21/11/21
Publicado en
El Mundo
Antonio Moreno |
Catedrático de Economía
Parecía que no iba a volver, pero ahí está la inflación asomando de nuevo su fea cabeza. Son casi 30 años desde la última vez en que la inflación medida con el IPC llegaba a niveles superiores al 5%. Evidentemente, no son buenas noticias. Primero, porque implica pérdida de poder adquisitivo para una gran parte de la población con el consiguiente daño a las rentas bajas, porque esta inflación tan alta no estaba anticipada, y porque en la coyuntura actual no se podrán subir los salarios medios en esta cantidad. Además, incluso si algunos precios de bienes y servicios no suben, su calidad puede disminuir, ya que las empresas podrían ajustar por la prestación del servicio en vez del precio.

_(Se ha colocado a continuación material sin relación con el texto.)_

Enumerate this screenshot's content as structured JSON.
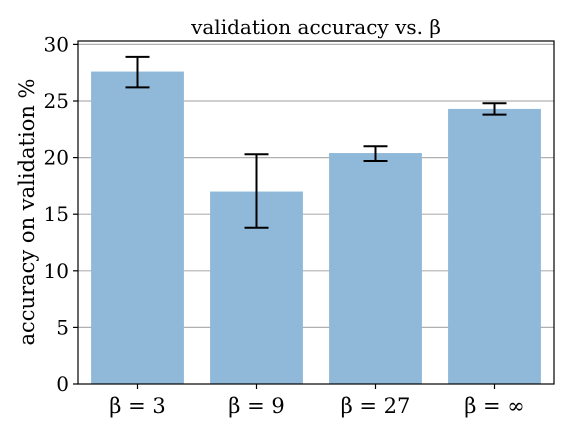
{
  "chart_data": {
    "type": "bar",
    "title": "validation accuracy vs. β",
    "ylabel": "accuracy on validation %",
    "xlabel": "",
    "categories": [
      "β = 3",
      "β = 9",
      "β = 27",
      "β = ∞"
    ],
    "values": [
      27.6,
      17.0,
      20.4,
      24.3
    ],
    "errors": [
      [
        26.2,
        28.9
      ],
      [
        13.8,
        20.3
      ],
      [
        19.7,
        21.0
      ],
      [
        23.8,
        24.8
      ]
    ],
    "ylim": [
      0,
      30.3
    ],
    "yticks": [
      0,
      5,
      10,
      15,
      20,
      25,
      30
    ],
    "grid": "horizontal",
    "colors": {
      "bar": "#8fb8d9",
      "error": "#000000",
      "grid": "#b0b0b0"
    }
  }
}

Factores de oferta y de demanda nos han hecho llegar a esta situación. Del lado de la oferta, los precios de la energía están subiendo a pasos agigantados, lo que incrementa los costes fijos de las empresas y autónomos. A su vez, las disrupciones en las cadenas de montaje globales están restringiendo la oferta, lo que hace aumentar los retrasos y subir los precios. Del lado de la demanda, varios factores empujan hacia más inflación: durante la Covid-19 se ahorró mucho por la incertidumbre pandémica y ahora que en parte se ha despejado esta incógnita, el consumo sube en gran medida con relación a 2020. Junto a esto, las políticas fiscales y monetarias globales siguen siendo bastante expansivas, lo que favorece el consumo, la inversión y el gasto público.

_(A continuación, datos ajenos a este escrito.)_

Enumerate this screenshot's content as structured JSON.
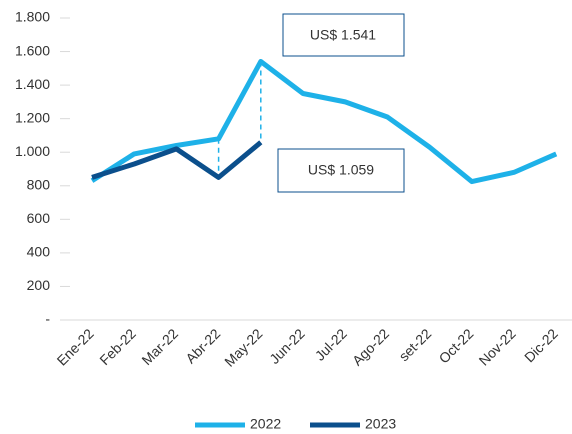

El caso es que veníamos de inflaciones muy bajas en la década anterior y nuestra preocupación era más la robustez del crecimiento que la inflación. Así que estábamos afilando nuestras armas para una batalla distinta de la que ahora tenemos enfrente. Cercanos a la deflación, queríamos algo más de inflación -o al menos una inflación media en torno al 2%-, que compensara inflaciones anteriores demasiado bajas para poder hacer políticas algo más expansivas. Ahora tenemos el problema contrario: inflación por encima del objetivo del 2%. Es claramente más fácil hacer políticas expansivas después de inflaciones bajas que contractivas después de inflaciones altas, pues esto implicaría restricciones monetarias y tipos más altos, lo que en un país endeudado como el nuestro nos llevaría seguramente a una recesión dado lo frágil de la recuperación actual.
Todo sería más fácil si la inflación fuese transitoria. Al fin y al cabo, si es solo una cuestión de meses y luego volvemos a la normalidad, todo se saldaría con una ligera pérdida de poder adquisitivo. ¿Será esta inflación transitoria o permanente? Si analizamos los distintos factores, cabe pensar que los desajustes productivos post-Covid deberían solucionarse. De hecho, algunas empresas ya están anunciando que el desabastecimiento debería ser temporal. En cuanto a la demanda, el incremento de gasto post-Covid asociado a una
menor incertidumbre también debería ser transitorio.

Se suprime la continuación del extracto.